Marriage equality and abortion rights are surface issues, in that women and LGBTQ+ individuals will still face de facto enemies like internalized sexism and/or homophobia, pitiful media and political representation, and climbing rates of sexual assault, even after these more obvious pillars of de jure oppression have been toppled. Change takes time and comprehension of the multifaceted nature of intersectionality, and Macklemore and the ACLU’s decision to ignore all that inappropriately waters that down.
By trivializing the struggles of the marginalized, it becomes too easy to forget others’ second-class citizenship.
For a long time I couldn’t really be bothered to care about problems unless some larger entity told me it was important. East Asian typhoon? Annual Halloween UNICEF? It’s easy to pay a small contribution and feel good about yourself, call yourself an ally to the cause in question, and not really give another thought as to how the challenge can be solved.
It’s great that Macklemore publicly supports LGBTQ+ rights , but for a wide majority of his fans–of which I’m aware many Tam students are–it’s just a reaffirmation of our liberal, generally inclusive values by a guy who faces zero oppression but has appointed himself to be the voice of the oppressed.

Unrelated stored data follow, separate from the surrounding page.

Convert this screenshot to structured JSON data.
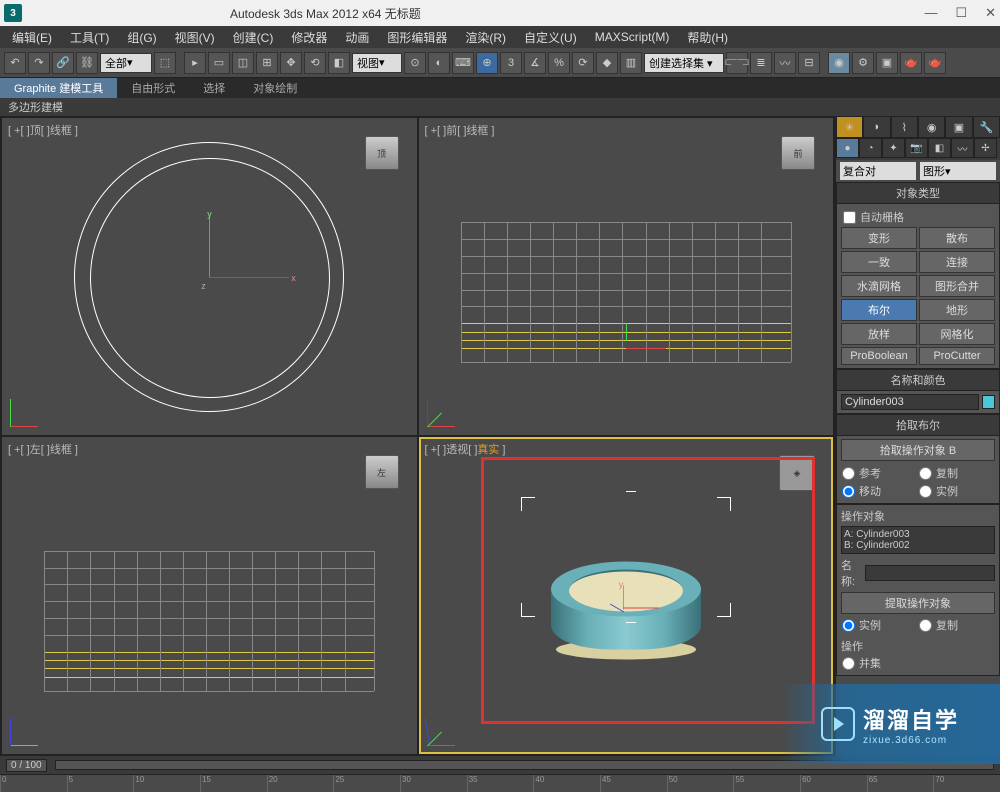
{
  "title": "Autodesk 3ds Max  2012 x64        无标题",
  "menu": [
    "编辑(E)",
    "工具(T)",
    "组(G)",
    "视图(V)",
    "创建(C)",
    "修改器",
    "动画",
    "图形编辑器",
    "渲染(R)",
    "自定义(U)",
    "MAXScript(M)",
    "帮助(H)"
  ],
  "toolbar": {
    "selset": "全部",
    "viewdrop": "视图"
  },
  "ribbon": {
    "tabs": [
      "Graphite 建模工具",
      "自由形式",
      "选择",
      "对象绘制"
    ],
    "sub": "多边形建模"
  },
  "viewports": {
    "top": "[ +[ ]顶[ ]线框 ]",
    "front": "[ +[ ]前[ ]线框 ]",
    "left": "[ +[ ]左[ ]线框 ]",
    "persp_prefix": "[ +[ ]透视[ ]",
    "persp_real": "真实",
    "persp_suffix": " ]",
    "cube_top": "顶",
    "cube_front": "前",
    "cube_left": "左"
  },
  "panel": {
    "category1": "复合对",
    "category2": "图形",
    "sec_objtype": "对象类型",
    "autogrid": "自动栅格",
    "buttons": [
      "变形",
      "散布",
      "一致",
      "连接",
      "水滴网格",
      "图形合并",
      "布尔",
      "地形",
      "放样",
      "网格化",
      "ProBoolean",
      "ProCutter"
    ],
    "sec_namecolor": "名称和颜色",
    "objname": "Cylinder003",
    "sec_pickbool": "拾取布尔",
    "pick_btn": "拾取操作对象 B",
    "radios1": [
      "参考",
      "复制",
      "移动",
      "实例"
    ],
    "sec_operand": "操作对象",
    "operands": [
      "A: Cylinder003",
      "B: Cylinder002"
    ],
    "name_label": "名称:",
    "extract_btn": "提取操作对象",
    "radios2": [
      "实例",
      "复制"
    ],
    "sec_op": "操作",
    "op_union": "并集"
  },
  "slider": {
    "frame": "0 / 100"
  },
  "timeline": {
    "ticks": [
      "0",
      "5",
      "10",
      "15",
      "20",
      "25",
      "30",
      "35",
      "40",
      "45",
      "50",
      "55",
      "60",
      "65",
      "70"
    ]
  },
  "watermark": {
    "main": "溜溜自学",
    "sub": "zixue.3d66.com"
  }
}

I understand that the ACLU needs funding to wage court battles, fight infringements on voting rights and advocate for victims of discrimination, but a better inclusion of the organization’s mission statement–rather than trivializing it for humor’s sake–would have made the promo stronger.
What we, The Downtrodden, need is support–not somebody to grab our microphone to rap about his uncles and friends when we’d like to talk about our own experiences and proposed solutions. Macklemore, I appreciate the sentiment and I’m going to let you finish, but your “Same Love” collaborator, Mary Lambert, would’ve been the best ACLU spokesperson of all time. Lambert is directly affected by the curtailment of her civil liberties and letting her speak up in more than your song’s chorus would give actual LGBTQ+ identifying people a high-profile place in media’s portrayal of the movement.

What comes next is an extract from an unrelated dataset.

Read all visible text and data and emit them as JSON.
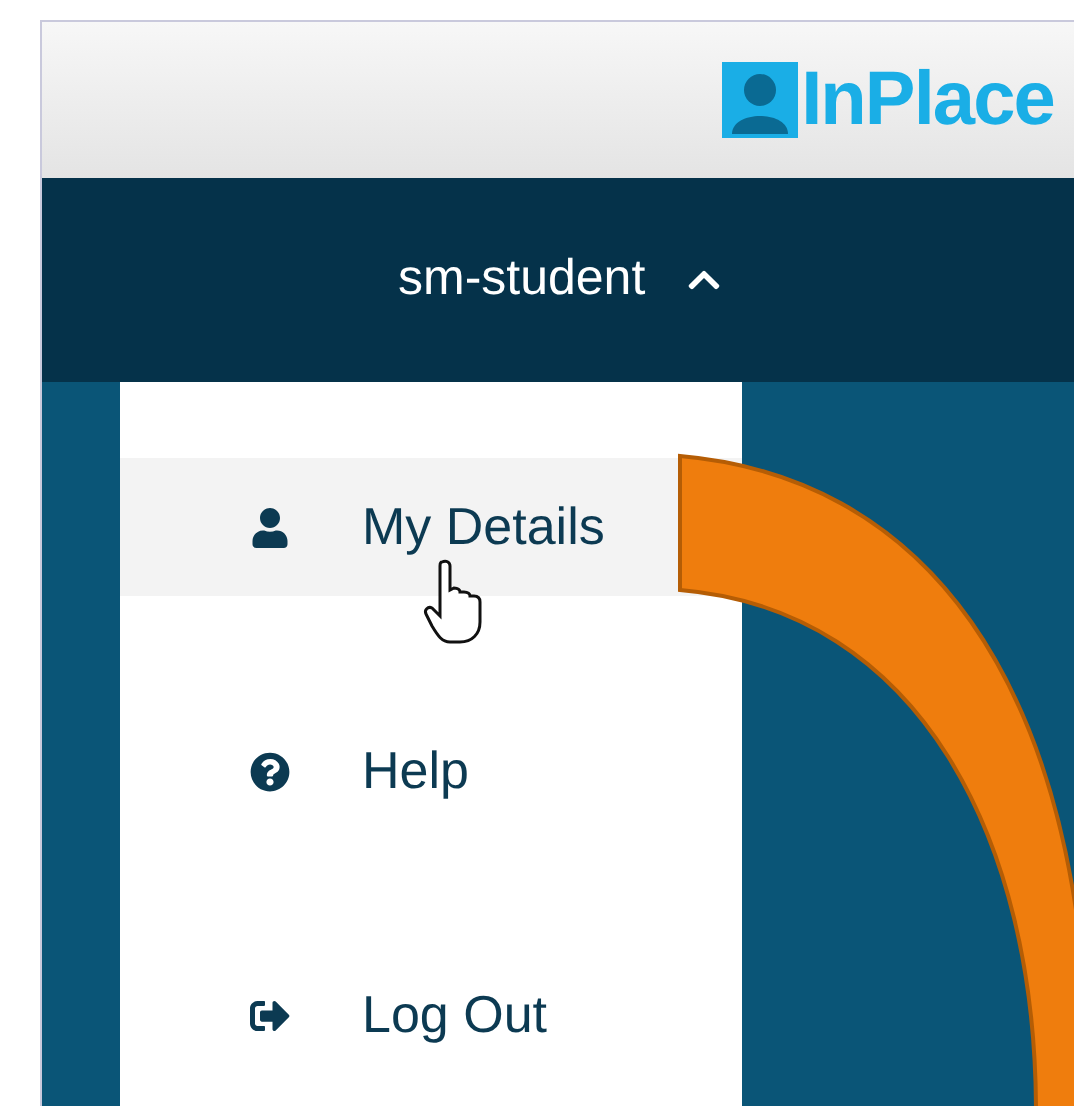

Having to listen to Macklemore talk up “the only card that lets my gay friends marry the hell out of each other” and say, “‘Hey, girl, it’s your vagina and you should be able to do what you want with it,” feels like the ACLU is giving Macklemore cookies just for being a decent human being. Celebrate the guy for donating proceeds of “Same Love” to Washington’s R-74 (the state’s proposition to protect same-sex marriage), but at the end of the day, let other people take the stage.
When Macklemore says “If you like being free, like me,” I don’t hear him talking about the card’s benefits. All I hear is the privilege he was born with– privilege that he certainly didn’t pay $35 for.